We also did a jungle walk, in which we found a giant beetle (GROSS), millipedes, tons of leafcutter ants, ‘fire ants’ and a deadly snake. Apparently the 2nd most deadly snake in South America, our guide casually pointed him out in a tree, saying ‘look! He’s looking at you! He looks angry, he’s jumping out!’ Obviously we were in safe hands, and he managed to keep it in its tree nook, but he did consider killing it as it’s so dangerous. Casual! 

Leafcutter ants

Giant beetle… so GROSS!


Spot the deadly snake!

On the last day, we also went canoeing in a TINY canoe that belonged to our driver Rolando’s young daughter! We also swam in the Amazon, which I was a bit wary about but it was actually really lovely and quite warm… far away from the piranhas obviously! We actually saw the closest dolphins whilst swimming, about 4 metres away, which was awesome. You could just see their little heads and flippers come out the water as they rolled over, and even the grey ones had pink bellies!

Even when not on excursions there was plenty of wildlife, with a giant tortoise turning up at the lodge one day, a massive toad, and a resident giant-rat-thing (not its actual name) called Cosmo that was pretty cute.

We also spent a bit of time visiting the two nearest villages, learning about life there – from flooded and closed schools, to playing football for money bets, and makeshift ‘bars’ in the village – life here is very different and our guide said only a couple of people from each village will ever get the chance at higher education (the majority going into farming).

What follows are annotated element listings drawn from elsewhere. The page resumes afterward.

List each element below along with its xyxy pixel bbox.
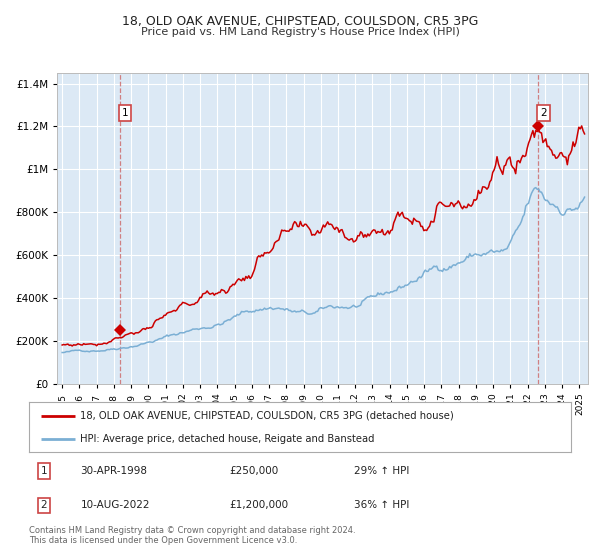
Text: 1: 1	[41, 466, 47, 476]
Text: £250,000: £250,000	[229, 466, 279, 476]
Text: 10-AUG-2022: 10-AUG-2022	[80, 501, 150, 510]
Text: 2: 2	[41, 501, 47, 510]
Text: Price paid vs. HM Land Registry's House Price Index (HPI): Price paid vs. HM Land Registry's House …	[140, 27, 460, 37]
Text: HPI: Average price, detached house, Reigate and Banstead: HPI: Average price, detached house, Reig…	[80, 434, 375, 444]
Text: £1,200,000: £1,200,000	[229, 501, 289, 510]
Text: 18, OLD OAK AVENUE, CHIPSTEAD, COULSDON, CR5 3PG (detached house): 18, OLD OAK AVENUE, CHIPSTEAD, COULSDON,…	[80, 410, 454, 421]
Text: 36% ↑ HPI: 36% ↑ HPI	[354, 501, 410, 510]
Text: 18, OLD OAK AVENUE, CHIPSTEAD, COULSDON, CR5 3PG: 18, OLD OAK AVENUE, CHIPSTEAD, COULSDON,…	[122, 15, 478, 27]
Text: 30-APR-1998: 30-APR-1998	[80, 466, 148, 476]
Text: Contains HM Land Registry data © Crown copyright and database right 2024.: Contains HM Land Registry data © Crown c…	[29, 526, 355, 535]
Text: 2: 2	[540, 108, 547, 118]
Text: 1: 1	[121, 108, 128, 118]
Text: This data is licensed under the Open Government Licence v3.0.: This data is licensed under the Open Gov…	[29, 536, 297, 545]
Text: 29% ↑ HPI: 29% ↑ HPI	[354, 466, 410, 476]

It made me realise how fortunate we are in the UK, and that I could NEVER survive in a village that small!

Even just driving around on the boat was fun – listening to the buzzing life in the trees, watching birds soar majestically over the trees, getting caught in Amazonian downpours, and hearing about all the mad superstitions of the jungle. My favourite being about a goblin-type man/creature called the ‘Chucha chaki’ who lives in the rainforest and shapeshifts, so he could take on the form of your friend, and lead you to get lost in the forest all by yourself then disappear. Also hilarious is that many people think that dolphins are evil spirits of reincarnated people and must be respected / kept at a distance, which is why they’re one of the few animals that aren’t hunted for meat! They also believe that different-looking people (like me and Sam) could also be the reincarnated form of an evil dolphin, that could come into a village and corrupt or kidnap the locals! LOLS huh? 

Amazon downpour!

All in all, an amazing stay, and although a splurge, it didn’t break the bank too much at £50 pp/per day (a bargain compared to other lodges) and an unforgettable experience!